ISDA Chief Executive Officer Scott O'Malia offers informal comments on important OTC derivatives issues in derivatiViews, reflecting ISDA's long-held commitment to making the market safer and more efficient.
More collateral than ever before is being held to cover cleared and non-cleared derivatives exposures. This is an important risk mitigant and helps to make financial markets more resilient, but that collateral needs to come from somewhere. As the volume of collateral continues to grow, the securities financing transaction (SFT) market has become a critical tool for market participants to quickly generate high-quality liquid assets to meet their derivatives margin calls, but several regulatory impediments can hamper the availability of these markets, especially during periods of stress when they are most needed. This must change to ensure derivatives markets can continue to function smoothly – starting with the treatment of cross-product netting under the capital rules.
According to the latest ISDA margin survey, initial and variation margin collected by the leading derivatives market participants for their non-cleared derivatives exposures reached a record $1.6 trillion at the end of 2025. A further $423.5 billion of initial margin was posted by all market participants to major central counterparties for their cleared interest rate derivatives and credit default swap transactions.
That’s a lot of high-quality assets that need to be sourced, sometimes at short notice. Recent crises have shown that spikes in margin requirements during market volatility can force firms to sell assets because of a lack of other options, worsening the disruption. The SFT market offers a vital avenue for firms to generate cash and other high-quality assets at speed, but these markets can come under pressure during stress, hampered by a lack of bank intermediation capacity.
We must tackle this issue to ensure the continued smooth functioning of derivatives and other key markets. In a recent ISDA paper, we highlighted the main regulatory and structural challenges affecting the availability of SFTs and recommended several targeted adjustments to support resilient and efficient SFT markets.
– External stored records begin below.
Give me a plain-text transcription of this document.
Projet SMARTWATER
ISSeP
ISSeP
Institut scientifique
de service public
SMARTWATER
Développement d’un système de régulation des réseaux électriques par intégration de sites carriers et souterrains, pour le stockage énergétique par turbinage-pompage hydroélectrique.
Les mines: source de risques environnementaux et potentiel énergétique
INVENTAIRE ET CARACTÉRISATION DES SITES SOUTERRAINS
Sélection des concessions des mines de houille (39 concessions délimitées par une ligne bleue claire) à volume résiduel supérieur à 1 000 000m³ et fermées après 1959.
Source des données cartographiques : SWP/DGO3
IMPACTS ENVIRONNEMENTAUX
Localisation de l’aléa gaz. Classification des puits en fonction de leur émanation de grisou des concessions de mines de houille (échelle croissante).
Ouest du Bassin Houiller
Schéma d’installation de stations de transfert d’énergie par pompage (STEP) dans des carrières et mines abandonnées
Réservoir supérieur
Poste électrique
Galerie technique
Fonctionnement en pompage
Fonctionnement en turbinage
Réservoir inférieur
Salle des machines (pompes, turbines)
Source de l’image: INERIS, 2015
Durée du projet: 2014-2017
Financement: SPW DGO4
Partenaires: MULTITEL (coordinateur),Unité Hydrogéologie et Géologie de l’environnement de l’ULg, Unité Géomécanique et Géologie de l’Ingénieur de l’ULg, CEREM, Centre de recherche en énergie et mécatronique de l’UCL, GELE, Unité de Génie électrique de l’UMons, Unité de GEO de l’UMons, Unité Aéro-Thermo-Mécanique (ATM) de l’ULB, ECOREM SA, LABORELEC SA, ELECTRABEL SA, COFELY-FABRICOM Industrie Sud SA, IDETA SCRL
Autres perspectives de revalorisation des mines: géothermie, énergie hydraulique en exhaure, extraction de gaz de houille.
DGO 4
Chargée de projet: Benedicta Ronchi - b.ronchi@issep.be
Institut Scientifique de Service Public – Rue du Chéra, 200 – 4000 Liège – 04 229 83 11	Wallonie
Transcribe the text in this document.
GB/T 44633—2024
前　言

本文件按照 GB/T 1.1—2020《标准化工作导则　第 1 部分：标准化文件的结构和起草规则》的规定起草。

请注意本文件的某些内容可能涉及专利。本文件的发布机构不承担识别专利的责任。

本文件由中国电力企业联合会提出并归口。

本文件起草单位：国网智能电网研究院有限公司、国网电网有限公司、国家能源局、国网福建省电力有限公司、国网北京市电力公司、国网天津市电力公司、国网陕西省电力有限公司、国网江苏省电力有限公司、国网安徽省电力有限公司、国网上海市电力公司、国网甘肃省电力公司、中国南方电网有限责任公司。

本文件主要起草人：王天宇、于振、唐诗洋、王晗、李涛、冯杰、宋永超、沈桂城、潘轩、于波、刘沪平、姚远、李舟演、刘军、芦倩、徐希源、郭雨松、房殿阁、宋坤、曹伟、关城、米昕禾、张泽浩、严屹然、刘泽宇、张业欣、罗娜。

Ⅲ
One of the central issues is the recognition of cross-product netting under the Basel III capital framework. Under the current standardized approach for counterparty credit risk (SA-CCR), banks are not able to recognize the risk offsets in a portfolio that combines derivatives and SFTs, even when those exposures are subject to a legally enforceable cross-product master netting agreement. While these offsets can be recognized under the internal model method, this option is not available for US banks under the new Basel III endgame proposal – despite them being among the biggest participants in the SFT markets. This means capital is out of sync with risk, putting a strain on bank balance sheets that may affect their capacity to provide liquidity, especially in stressed markets.
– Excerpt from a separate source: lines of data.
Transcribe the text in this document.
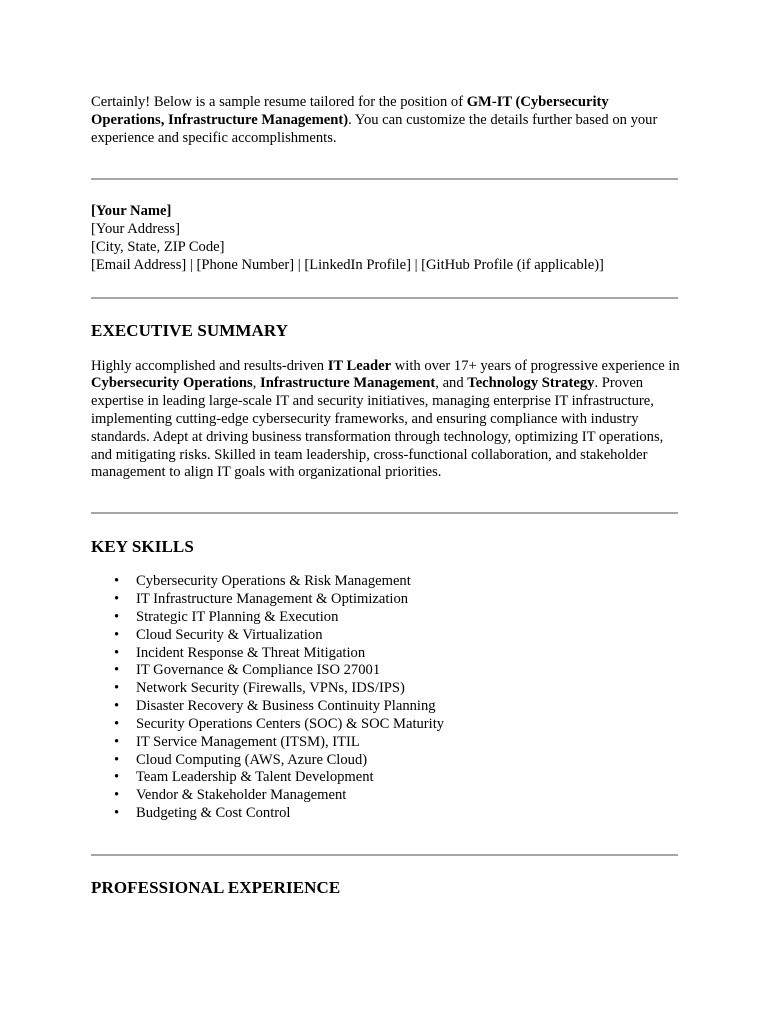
Certainly! Below is a sample resume tailored for the position of GM-IT (Cybersecurity Operations, Infrastructure Management). You can customize the details further based on your experience and specific accomplishments.

[Your Name]

[Your Address]

[City, State, ZIP Code]

[Email Address] | [Phone Number] | [LinkedIn Profile] | [GitHub Profile (if applicable)]

EXECUTIVE SUMMARY

Highly accomplished and results-driven IT Leader with over 17+ years of progressive experience in Cybersecurity Operations, Infrastructure Management, and Technology Strategy. Proven expertise in leading large-scale IT and security initiatives, managing enterprise IT infrastructure, implementing cutting-edge cybersecurity frameworks, and ensuring compliance with industry standards. Adept at driving business transformation through technology, optimizing IT operations, and mitigating risks. Skilled in team leadership, cross-functional collaboration, and stakeholder management to align IT goals with organizational priorities.

KEY SKILLS
• Cybersecurity Operations & Risk Management
• IT Infrastructure Management & Optimization
• Strategic IT Planning & Execution
• Cloud Security & Virtualization
• Incident Response & Threat Mitigation
• IT Governance & Compliance ISO 27001
• Network Security (Firewalls, VPNs, IDS/IPS)
• Disaster Recovery & Business Continuity Planning
• Security Operations Centers (SOC) & SOC Maturity
• IT Service Management (ITSM), ITIL
• Cloud Computing (AWS, Azure Cloud)
• Team Leadership & Talent Development
• Vendor & Stakeholder Management
• Budgeting & Cost Control
PROFESSIONAL EXPERIENCE
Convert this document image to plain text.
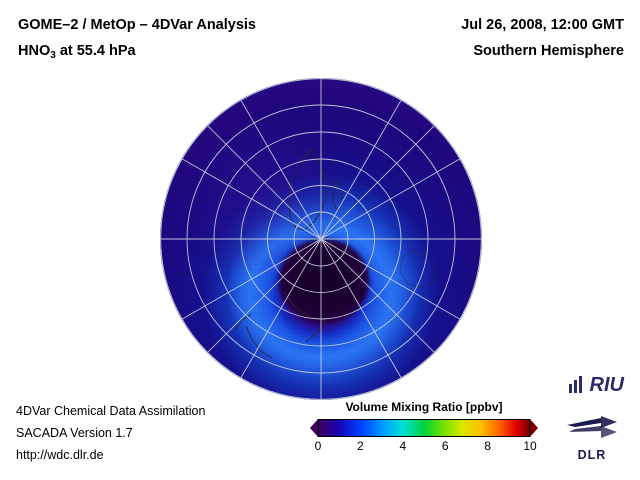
GOME–2 / MetOp – 4DVar Analysis
$HNO_3$ at 55.4 hPa
Jul 26, 2008, 12:00 GMT
Southern Hemisphere
4DVar Chemical Data Assimilation
SACADA Version 1.7
http://wdc.dlr.de
Volume Mixing Ratio [ppbv]
0	2	4	6	8	10
RIU
DLR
The rise in required collateral for derivatives means this is an issue that needs to be solved, but the forthcoming introduction of US Treasury clearing mandates – with the associated increase in collateral – makes this an urgent problem.
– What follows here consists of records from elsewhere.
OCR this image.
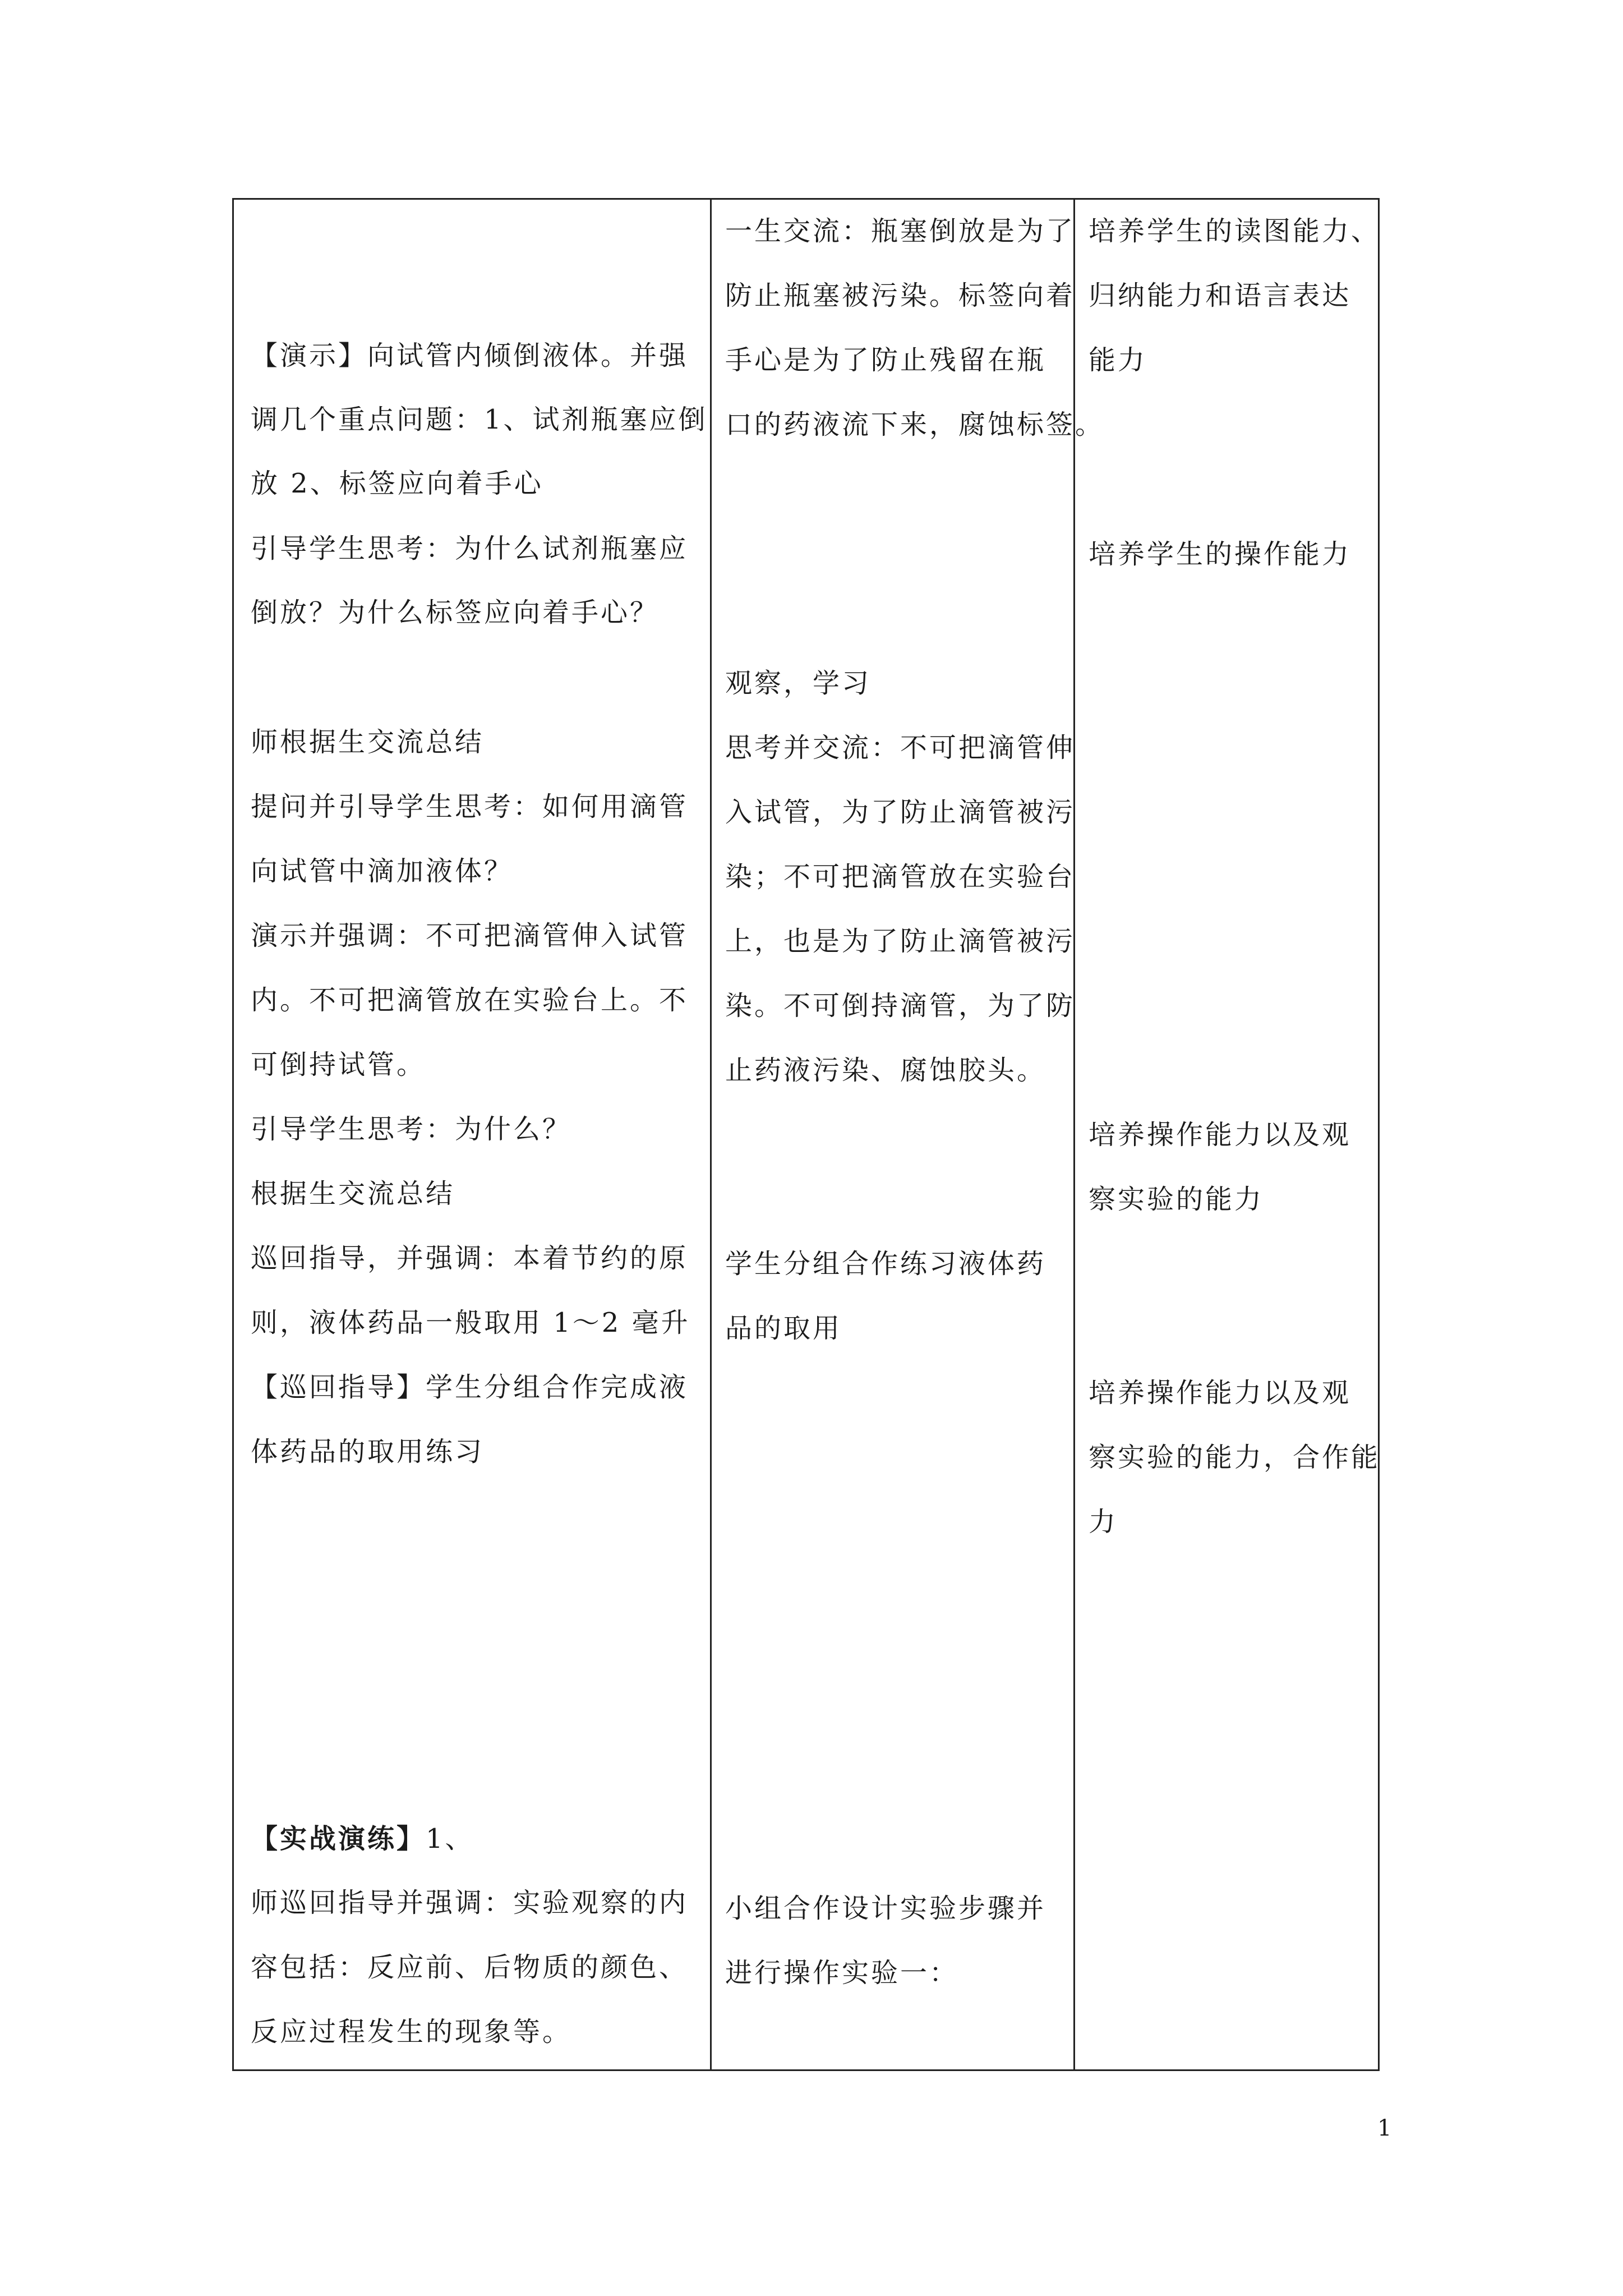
【演示】向试管内倾倒液体。并强
调几个重点问题：1、试剂瓶塞应倒
放 2、标签应向着手心
引导学生思考：为什么试剂瓶塞应
倒放？为什么标签应向着手心？
师根据生交流总结
提问并引导学生思考：如何用滴管
向试管中滴加液体？
演示并强调：不可把滴管伸入试管
内。不可把滴管放在实验台上。不
可倒持试管。
引导学生思考：为什么？
根据生交流总结
巡回指导，并强调：本着节约的原
则，液体药品一般取用 1～2 毫升
【巡回指导】学生分组合作完成液
体药品的取用练习
【实战演练】1、
师巡回指导并强调：实验观察的内
容包括：反应前、后物质的颜色、
反应过程发生的现象等。
一生交流：瓶塞倒放是为了
防止瓶塞被污染。标签向着
手心是为了防止残留在瓶
口的药液流下来，腐蚀标签。
观察，学习
思考并交流：不可把滴管伸
入试管，为了防止滴管被污
染；不可把滴管放在实验台
上，也是为了防止滴管被污
染。不可倒持滴管，为了防
止药液污染、腐蚀胶头。
学生分组合作练习液体药
品的取用
小组合作设计实验步骤并
进行操作实验一：
培养学生的读图能力、
归纳能力和语言表达
能力
培养学生的操作能力
培养操作能力以及观
察实验的能力
培养操作能力以及观
察实验的能力，合作能
力
1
The recent US Basel III endgame proposal takes an important step forward by allowing non-cleared derivatives and repo transactions – including trades between clearing members and their clients – to be recognized in the SA-CCR calculation. However, the proposed methodology allows only limited recognition of offsets across products under a master netting agreement and falls short on producing a genuinely risk-sensitive outcome. In practice, capital requirements remain materially overstated relative to the risk of an economically hedged portfolio.
We believe further changes are needed and will be engaging with US regulators to discuss the limited impact of the current proposed methodology and suggest an appropriate, risk-sensitive recalibration that more accurately reflects the risk-reducing effects of cross-product netting, consistent with sound management, legal enforceability and market practice.
Derivatives and SFTs have become intrinsically linked – the growing amount of collateral required to support cleared and non-cleared derivatives exposures means firms need unfettered access to SFTs at all times to maintain safe and efficient derivatives markets. We have an opportunity to address one of the impediments to resilient SFT markets – cross-product netting. We should take it.